Modern European cities viewed as complex constructs entangled with technology: the most dramatic changes in the urban environment over the last century and half, abundantly illustrated with rare photographs.
Urban Machinery investigates the technological dimension of modern European cities, vividly describing the most dramatic changes in the urban environment over the last century and a half. Written by leading scholars from the history of technology, urban history, sociology and science, technology, and society, the book views the European city as a complex construct entangled with technology. The chapters examine the increasing similarity of modern cities and their technical infrastructures (including communication, energy, industrial, and transportation systems) and the resulting tension between homogenization and cultural differentiation. The contributors emphasize the concept of circulation-the process by which architectural ideas, urban planning principles, engineering concepts, and societal models spread across Europe as well as from the United States to Europe. They also examine the parallel process of appropriation-how these systems and practices have been adapted to prevailing institutional structures and cultural preferences. Urban Machinery, with contributions by scholars from eight countries, and more than thirty illustrations (many of them rare photographs never published before), includes studies from northern and southern and from eastern and western Europe, and also discusses how European cities were viewed from the periphery (modernizing Turkey) and from the United States.

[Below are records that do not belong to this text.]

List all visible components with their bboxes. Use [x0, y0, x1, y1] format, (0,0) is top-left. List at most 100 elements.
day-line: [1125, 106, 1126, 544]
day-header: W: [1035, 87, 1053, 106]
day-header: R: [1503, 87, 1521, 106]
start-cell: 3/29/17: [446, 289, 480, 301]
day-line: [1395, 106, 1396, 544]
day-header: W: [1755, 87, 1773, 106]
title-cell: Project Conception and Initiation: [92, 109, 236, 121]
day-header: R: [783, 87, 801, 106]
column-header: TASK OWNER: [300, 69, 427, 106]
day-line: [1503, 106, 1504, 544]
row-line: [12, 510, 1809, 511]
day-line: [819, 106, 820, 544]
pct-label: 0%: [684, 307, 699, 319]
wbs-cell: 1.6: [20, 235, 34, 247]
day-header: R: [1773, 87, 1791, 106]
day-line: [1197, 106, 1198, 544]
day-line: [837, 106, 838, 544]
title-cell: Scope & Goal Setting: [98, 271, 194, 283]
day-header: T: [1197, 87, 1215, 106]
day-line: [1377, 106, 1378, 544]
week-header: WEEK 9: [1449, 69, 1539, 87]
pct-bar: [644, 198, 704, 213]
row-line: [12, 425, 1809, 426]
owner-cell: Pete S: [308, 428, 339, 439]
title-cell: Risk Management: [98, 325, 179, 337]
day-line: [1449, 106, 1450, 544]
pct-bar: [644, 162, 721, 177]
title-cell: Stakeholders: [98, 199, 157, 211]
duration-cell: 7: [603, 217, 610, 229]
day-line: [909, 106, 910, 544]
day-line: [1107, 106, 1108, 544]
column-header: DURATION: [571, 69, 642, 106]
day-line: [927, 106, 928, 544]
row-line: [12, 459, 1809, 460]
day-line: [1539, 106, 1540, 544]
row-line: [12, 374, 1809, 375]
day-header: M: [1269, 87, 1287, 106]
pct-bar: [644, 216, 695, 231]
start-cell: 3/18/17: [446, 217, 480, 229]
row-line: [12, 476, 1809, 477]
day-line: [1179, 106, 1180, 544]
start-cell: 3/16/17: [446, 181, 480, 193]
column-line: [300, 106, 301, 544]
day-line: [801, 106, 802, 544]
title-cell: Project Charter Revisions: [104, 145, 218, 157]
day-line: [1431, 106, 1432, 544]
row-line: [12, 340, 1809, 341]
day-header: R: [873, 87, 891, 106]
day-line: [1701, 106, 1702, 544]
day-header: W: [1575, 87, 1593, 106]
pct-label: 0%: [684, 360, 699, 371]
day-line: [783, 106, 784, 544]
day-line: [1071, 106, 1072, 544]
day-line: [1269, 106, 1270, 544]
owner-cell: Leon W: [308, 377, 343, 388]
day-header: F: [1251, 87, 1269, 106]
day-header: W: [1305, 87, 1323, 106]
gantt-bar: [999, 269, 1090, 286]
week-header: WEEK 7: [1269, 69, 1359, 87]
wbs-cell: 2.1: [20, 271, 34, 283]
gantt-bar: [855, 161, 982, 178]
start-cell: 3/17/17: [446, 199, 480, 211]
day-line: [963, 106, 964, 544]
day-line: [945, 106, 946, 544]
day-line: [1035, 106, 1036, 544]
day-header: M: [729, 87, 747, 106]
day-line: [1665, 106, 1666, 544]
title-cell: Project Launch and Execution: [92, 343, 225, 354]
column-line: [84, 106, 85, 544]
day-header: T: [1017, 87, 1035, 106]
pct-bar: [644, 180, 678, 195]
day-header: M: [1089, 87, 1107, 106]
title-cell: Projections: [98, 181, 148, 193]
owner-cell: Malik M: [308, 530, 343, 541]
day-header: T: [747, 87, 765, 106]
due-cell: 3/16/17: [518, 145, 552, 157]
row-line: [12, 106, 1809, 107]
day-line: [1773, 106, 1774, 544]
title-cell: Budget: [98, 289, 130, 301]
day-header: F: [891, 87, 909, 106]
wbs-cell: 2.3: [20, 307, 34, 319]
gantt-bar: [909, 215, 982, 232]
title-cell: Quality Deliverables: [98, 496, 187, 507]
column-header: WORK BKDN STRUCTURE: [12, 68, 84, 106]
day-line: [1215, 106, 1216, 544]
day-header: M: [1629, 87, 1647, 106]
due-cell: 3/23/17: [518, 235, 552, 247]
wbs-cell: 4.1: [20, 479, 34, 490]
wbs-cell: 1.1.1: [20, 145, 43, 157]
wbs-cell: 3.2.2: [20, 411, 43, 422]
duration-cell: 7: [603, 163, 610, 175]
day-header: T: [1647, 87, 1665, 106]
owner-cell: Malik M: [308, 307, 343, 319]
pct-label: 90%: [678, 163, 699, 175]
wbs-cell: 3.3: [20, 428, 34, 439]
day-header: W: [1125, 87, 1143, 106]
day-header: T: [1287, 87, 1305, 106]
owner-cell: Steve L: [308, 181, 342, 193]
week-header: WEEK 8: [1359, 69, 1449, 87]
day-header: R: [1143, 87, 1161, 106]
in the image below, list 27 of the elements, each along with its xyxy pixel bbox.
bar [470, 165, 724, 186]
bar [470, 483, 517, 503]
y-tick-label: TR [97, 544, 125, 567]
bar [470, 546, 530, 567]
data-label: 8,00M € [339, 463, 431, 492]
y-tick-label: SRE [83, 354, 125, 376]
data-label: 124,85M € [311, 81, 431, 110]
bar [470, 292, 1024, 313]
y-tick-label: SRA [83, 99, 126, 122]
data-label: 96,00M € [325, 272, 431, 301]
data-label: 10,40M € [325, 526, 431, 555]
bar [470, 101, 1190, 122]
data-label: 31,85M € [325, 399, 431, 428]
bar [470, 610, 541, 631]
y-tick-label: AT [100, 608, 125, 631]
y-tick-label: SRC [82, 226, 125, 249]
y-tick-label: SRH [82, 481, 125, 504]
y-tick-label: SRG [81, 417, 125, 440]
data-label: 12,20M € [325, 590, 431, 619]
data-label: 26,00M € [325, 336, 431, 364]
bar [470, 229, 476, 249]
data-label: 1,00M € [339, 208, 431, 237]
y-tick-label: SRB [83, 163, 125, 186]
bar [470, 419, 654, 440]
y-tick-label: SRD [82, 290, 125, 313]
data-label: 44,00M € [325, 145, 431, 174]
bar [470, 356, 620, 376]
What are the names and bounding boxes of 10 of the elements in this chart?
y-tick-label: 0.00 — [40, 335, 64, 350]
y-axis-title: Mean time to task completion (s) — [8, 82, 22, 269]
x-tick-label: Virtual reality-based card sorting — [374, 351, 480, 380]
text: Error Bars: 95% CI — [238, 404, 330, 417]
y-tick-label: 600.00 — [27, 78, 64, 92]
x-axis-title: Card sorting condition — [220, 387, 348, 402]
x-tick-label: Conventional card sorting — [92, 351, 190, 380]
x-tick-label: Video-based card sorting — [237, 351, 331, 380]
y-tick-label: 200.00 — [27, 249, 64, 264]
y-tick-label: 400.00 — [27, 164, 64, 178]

Hans Buiter, Paolo Capuzzo, Noyan Dinckal, Cornelis Disco, Pal Germuska, Mikael Hard, Martina Hessler, Dagmara Jajesniak-Quast, Andrew Jamison, Per Lundin, Thomas J. Misa, Dieter Schott, Marcus Stippak
Thomas J. Misa is ERA-Land Grant Professor of the History of Technology at the University of Minnesota, where he directs the Charles Babbage Institute. His books include Modernity and Technology (coedited with Philip Brey and Andrew Feenberg; MIT Press, 2003).